White House perspectives on Erdoğan
The Obama administration made its strongest criticism against Erdoğan when he blamed Israel for being behind the Gezi Park incidents using an anti-Semitic tone. The White House is well aware that Israel is not welcomed even by the leaders of many of US-allied countries in the Middle East. Even the relationship between this White House and Israel has soured recently. However, when anti-Semitism is involved, powerful moral and political mechanisms come into play. The strong signals suggesting Erdoğan’s return to his “Islamist” roots put US officials into a state of heightened alertness. His day-by-day shift from a pragmatic, realistic and accepting leader toward an increasingly ill-tempered, uncompromising and anti-democratic one is creating risks for Turkey’s partners, including the US.

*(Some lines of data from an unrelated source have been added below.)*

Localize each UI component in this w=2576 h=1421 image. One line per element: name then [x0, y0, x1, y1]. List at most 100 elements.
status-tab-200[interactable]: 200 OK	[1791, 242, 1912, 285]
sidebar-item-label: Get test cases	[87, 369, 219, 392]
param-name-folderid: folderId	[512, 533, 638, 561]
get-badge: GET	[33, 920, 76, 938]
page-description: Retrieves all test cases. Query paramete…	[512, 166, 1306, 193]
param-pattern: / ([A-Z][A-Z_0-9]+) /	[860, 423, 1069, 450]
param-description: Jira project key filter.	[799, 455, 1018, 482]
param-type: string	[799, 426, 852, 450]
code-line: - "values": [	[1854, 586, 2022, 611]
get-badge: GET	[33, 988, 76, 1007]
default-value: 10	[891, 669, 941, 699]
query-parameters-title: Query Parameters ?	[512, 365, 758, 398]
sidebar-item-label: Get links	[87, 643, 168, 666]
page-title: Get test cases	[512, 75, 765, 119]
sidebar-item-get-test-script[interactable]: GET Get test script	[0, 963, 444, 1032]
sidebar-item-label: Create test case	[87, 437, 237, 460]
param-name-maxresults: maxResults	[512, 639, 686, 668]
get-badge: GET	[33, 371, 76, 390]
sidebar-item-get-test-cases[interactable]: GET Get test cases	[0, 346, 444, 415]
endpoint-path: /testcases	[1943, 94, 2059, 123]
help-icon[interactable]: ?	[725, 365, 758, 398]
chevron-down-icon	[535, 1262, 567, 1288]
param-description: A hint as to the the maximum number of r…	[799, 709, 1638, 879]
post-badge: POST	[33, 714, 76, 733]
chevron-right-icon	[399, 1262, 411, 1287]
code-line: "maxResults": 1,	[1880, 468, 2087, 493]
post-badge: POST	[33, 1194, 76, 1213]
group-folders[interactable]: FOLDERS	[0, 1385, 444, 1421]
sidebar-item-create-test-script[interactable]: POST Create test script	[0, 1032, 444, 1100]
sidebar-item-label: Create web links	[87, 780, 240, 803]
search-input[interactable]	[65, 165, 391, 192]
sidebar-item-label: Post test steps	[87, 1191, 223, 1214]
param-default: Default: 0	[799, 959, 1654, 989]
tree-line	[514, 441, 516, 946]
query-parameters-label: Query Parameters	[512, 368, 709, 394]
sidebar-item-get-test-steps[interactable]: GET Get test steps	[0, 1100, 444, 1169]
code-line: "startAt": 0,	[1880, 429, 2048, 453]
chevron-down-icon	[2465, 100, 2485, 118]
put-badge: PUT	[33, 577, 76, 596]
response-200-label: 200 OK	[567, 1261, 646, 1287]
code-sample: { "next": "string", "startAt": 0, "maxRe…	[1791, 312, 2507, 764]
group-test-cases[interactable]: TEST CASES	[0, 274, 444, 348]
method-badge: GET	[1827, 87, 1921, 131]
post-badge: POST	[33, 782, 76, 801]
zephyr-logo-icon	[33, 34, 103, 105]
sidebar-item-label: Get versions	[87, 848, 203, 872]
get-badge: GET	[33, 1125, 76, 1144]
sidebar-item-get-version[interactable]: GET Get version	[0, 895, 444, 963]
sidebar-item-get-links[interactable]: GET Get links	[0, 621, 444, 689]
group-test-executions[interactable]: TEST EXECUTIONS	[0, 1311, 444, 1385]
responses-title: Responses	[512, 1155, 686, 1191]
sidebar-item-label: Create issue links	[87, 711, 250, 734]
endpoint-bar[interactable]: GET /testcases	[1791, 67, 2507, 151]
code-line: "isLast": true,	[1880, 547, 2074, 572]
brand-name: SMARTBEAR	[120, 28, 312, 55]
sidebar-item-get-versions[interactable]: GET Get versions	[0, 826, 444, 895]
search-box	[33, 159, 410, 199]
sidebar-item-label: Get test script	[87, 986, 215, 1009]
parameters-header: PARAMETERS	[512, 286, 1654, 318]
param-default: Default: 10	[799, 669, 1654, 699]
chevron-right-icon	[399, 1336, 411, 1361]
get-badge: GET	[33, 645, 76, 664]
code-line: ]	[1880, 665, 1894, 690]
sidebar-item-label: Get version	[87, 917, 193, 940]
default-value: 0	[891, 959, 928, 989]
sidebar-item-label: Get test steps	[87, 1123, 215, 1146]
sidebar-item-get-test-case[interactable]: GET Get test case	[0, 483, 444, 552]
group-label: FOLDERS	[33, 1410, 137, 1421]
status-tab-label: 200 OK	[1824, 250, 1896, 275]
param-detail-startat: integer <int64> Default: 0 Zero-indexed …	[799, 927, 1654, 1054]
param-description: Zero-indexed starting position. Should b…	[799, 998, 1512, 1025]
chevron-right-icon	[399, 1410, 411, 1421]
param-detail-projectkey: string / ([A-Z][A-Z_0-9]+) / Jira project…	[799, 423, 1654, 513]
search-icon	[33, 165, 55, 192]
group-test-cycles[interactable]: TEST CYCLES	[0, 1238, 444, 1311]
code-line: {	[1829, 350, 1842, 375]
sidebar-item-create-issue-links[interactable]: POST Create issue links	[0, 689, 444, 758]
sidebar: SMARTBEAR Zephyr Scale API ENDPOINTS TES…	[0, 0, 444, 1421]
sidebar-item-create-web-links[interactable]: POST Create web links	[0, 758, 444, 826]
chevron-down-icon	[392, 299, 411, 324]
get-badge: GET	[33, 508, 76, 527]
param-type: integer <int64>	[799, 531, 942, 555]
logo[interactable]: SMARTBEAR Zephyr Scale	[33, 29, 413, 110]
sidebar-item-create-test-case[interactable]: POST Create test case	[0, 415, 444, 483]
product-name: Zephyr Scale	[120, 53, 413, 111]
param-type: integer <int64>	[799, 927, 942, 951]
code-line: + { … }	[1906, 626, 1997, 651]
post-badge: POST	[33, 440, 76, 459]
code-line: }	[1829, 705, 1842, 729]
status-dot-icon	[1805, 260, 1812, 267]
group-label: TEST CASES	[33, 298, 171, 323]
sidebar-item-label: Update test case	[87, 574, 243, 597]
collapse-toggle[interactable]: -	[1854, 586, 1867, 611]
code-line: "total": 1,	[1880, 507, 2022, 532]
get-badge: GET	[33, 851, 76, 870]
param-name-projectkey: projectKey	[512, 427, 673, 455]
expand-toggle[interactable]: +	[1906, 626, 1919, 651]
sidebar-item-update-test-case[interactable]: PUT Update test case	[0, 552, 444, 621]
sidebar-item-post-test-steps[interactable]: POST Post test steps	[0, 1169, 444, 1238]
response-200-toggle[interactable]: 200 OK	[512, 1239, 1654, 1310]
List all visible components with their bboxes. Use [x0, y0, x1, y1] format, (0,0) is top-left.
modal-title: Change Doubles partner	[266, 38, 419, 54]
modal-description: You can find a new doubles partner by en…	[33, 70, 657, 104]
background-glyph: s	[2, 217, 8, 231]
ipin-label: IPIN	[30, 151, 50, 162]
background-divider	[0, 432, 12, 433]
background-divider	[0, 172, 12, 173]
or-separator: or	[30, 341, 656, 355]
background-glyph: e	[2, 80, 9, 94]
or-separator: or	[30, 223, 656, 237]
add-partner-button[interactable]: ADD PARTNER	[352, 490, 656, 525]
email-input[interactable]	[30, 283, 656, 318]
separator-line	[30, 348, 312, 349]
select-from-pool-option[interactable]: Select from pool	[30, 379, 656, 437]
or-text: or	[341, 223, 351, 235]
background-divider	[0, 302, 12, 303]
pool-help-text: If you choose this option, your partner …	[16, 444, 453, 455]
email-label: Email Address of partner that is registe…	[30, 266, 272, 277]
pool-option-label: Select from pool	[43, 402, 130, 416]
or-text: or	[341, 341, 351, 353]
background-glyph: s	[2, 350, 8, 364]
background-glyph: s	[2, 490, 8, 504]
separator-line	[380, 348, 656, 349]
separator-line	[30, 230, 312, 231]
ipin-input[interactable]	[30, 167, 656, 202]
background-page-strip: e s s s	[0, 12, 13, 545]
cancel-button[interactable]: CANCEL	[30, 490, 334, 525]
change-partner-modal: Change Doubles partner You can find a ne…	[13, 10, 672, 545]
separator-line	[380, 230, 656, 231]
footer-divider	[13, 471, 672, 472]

On top of his provocative attitude during the Gezi Park incidents, Erdoğan’s extremely harsh and paranoid reaction to the corruption investigation has further deepened international mistrust toward him. It also weakened the hands of those who want to showcase Turkey as an example for Middle Eastern countries. Many in the US capital have little or no doubt that the corruption allegations are largely true. Washington is cognizant that it will have to continue working with Erdoğan in the foreseeable future, but it also hopes more reasonable and uncontroversial actors will enter the Turkish political scene. This is why, nowadays, they are meticulously contemplating the possible effects of this latest domestic crisis on the upcoming elections.
Prime Minister Erdoğan loves to take all the credit when things go well and to blame his friends, partners or a totally unrelated group otherwise. One of the domestic victims of this chronic lack of self-criticism is the Hizmet (Gülen) community. Outside the country, the US and the “interest lobby” — by which Erdoğan means the Jews — top the list. Such overblown fantasies of internal and external enemies might set Turkey off on a dangerous path and undermine the nation’s stability. They must be abandoned immediately.